Tell us a bit about your live performances. What can we expect from a gig by Worry Party?

It’s a one man show, so I should probably invest in some lights or something. I use a laptop, an Akai APC40, and an Akai MPK49. I’ve got a few sets; one in Ableton which runs entirely on triggered loops and live drums and synths; it’s good fun and upbeat and will hopefully raise a few smiles. The other set is in Logic Pro, which is more of an affected backing track with me playing keyboard over it. More textures, more mood, and a bit of singing too. As I mentioned before, that one’s definitely a lot more personal, and something I won’t be playing until the whole “project” is finished. At the moment, a live performance is lots of button pressing, basically.

Can you tell us what gigs you have planned in the region in the near future?

I’m playing The Head of Steam on April 18th with What We Call Progress, therunningchelsea and Emile’s Telegraphic Transmission Device, and again on May 2nd with Symmatik, Ako and Morpion. I’ll also be part of the All Dayer at The Empty Shop in Durham on Saturday June 20th. I’m really excited about that. Loads of acoustic artists followed by an evening of electronic music from local producers.

What do you think has been your biggest achievement so far as a band/artist?

I’m brand new as a solo electronic performer, so the bar is pretty low right now. There have been a few tracks on BBC introducing which was cool, considering, but just getting gigs is keeping me happy. That’s why I started teaching myself this stuff in the first place so I’m excited to have a few lined up.

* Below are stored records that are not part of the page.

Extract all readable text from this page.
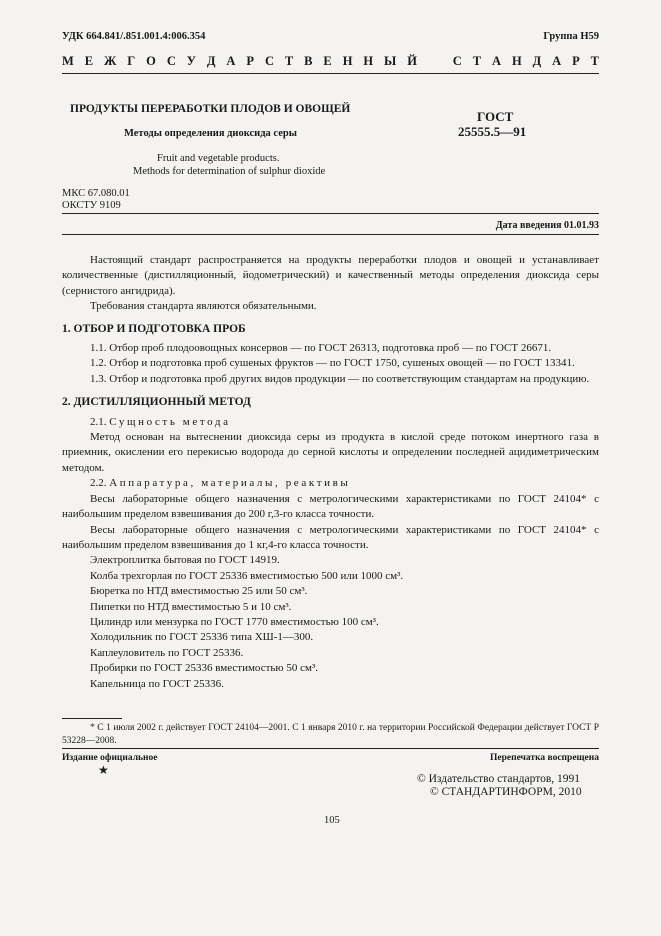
УДК 664.841/.851.001.4:006.354	Группа Н59
М Е Ж Г О С У Д А Р С Т В Е Н Н Ы Й	С Т А Н Д А Р Т
ПРОДУКТЫ ПЕРЕРАБОТКИ ПЛОДОВ И ОВОЩЕЙ
Методы определения диоксида серы
ГОСТ
25555.5—91
Fruit and vegetable products.
Methods for determination of sulphur dioxide
МКС 67.080.01
ОКСТУ 9109
Дата введения 01.01.93

Настоящий стандарт распространяется на продукты переработки плодов и овощей и устанавливает количественные (дистилляционный, йодометрический) и качественный методы определения диоксида серы (сернистого ангидрида).

Требования стандарта являются обязательными.

1. ОТБОР И ПОДГОТОВКА ПРОБ

1.1. Отбор проб плодоовощных консервов — по ГОСТ 26313, подготовка проб — по ГОСТ 26671.

1.2. Отбор и подготовка проб сушеных фруктов — по ГОСТ 1750, сушеных овощей — по ГОСТ 13341.

1.3. Отбор и подготовка проб других видов продукции — по соответствующим стандартам на продукцию.

2. ДИСТИЛЛЯЦИОННЫЙ МЕТОД

2.1. Сущность метода

Метод основан на вытеснении диоксида серы из продукта в кислой среде потоком инертного газа в приемник, окислении его перекисью водорода до серной кислоты и определении последней ацидиметрическим методом.

2.2. Аппаратура, материалы, реактивы

Весы лабораторные общего назначения с метрологическими характеристиками по ГОСТ 24104* с наибольшим пределом взвешивания до 200 г,3-го класса точности.

Весы лабораторные общего назначения с метрологическими характеристиками по ГОСТ 24104* с наибольшим пределом взвешивания до 1 кг,4-го класса точности.

Электроплитка бытовая по ГОСТ 14919.

Колба трехгорлая по ГОСТ 25336 вместимостью 500 или 1000 см³.

Бюретка по НТД вместимостью 25 или 50 см³.

Пипетки по НТД вместимостью 5 и 10 см³.

Цилиндр или мензурка по ГОСТ 1770 вместимостью 100 см³.

Холодильник по ГОСТ 25336 типа ХШ-1—300.

Каплеуловитель по ГОСТ 25336.

Пробирки по ГОСТ 25336 вместимостью 50 см³.

Капельница по ГОСТ 25336.

* С 1 июля 2002 г. действует ГОСТ 24104—2001. С 1 января 2010 г. на территории Российской Федерации действует ГОСТ Р 53228—2008.

Издание официальное	Перепечатка воспрещена
★
© Издательство стандартов, 1991
© СТАНДАРТИНФОРМ, 2010
105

Have there been any major challenges so far in your musical career?

I’m a jack of all trades, so to be honest I find everything challenging. On the flip side, there’s not much I can’t have a good go at myself, and in terms of moving forward with what I want to do, there’s no-one else I need to rely on. I’m just interested in too many things. One day I’ll narrow those down and perhaps find something I’m meant to do. Until then, I’m enjoying trying everything.

What else have you got planned for the future?

I have a few projects running alongside each other, so they’re keeping me interested while I polish my current live set and work on gigs and events with friends. I’m hoping to have three live sets I can switch between. That way I satisfy all my current interests and give Worry Party a couple of dimensions to play with. I’d like to be playing a few small festivals next Spring or Summer, so making a good impression is definitely going to be important over the next 12 months. I play in two bands as well and they’re both prioritised above my solo stuff; I’m looking forward to playing gigs with those too. One of my long term goals is to work with independent video game developers. I don’t think I’ll ever be up there with the guys making soundtracks that I look up to at the minute, but I’d really like to be involved in an area of music that sees those two creative worlds meet one another.

Worry Party is playing alongside What We Call Progress, therunningchelsea and Emile’s Telegraphic Transmission Device at the Head of Steam, Newcastle on Saturday 18th April.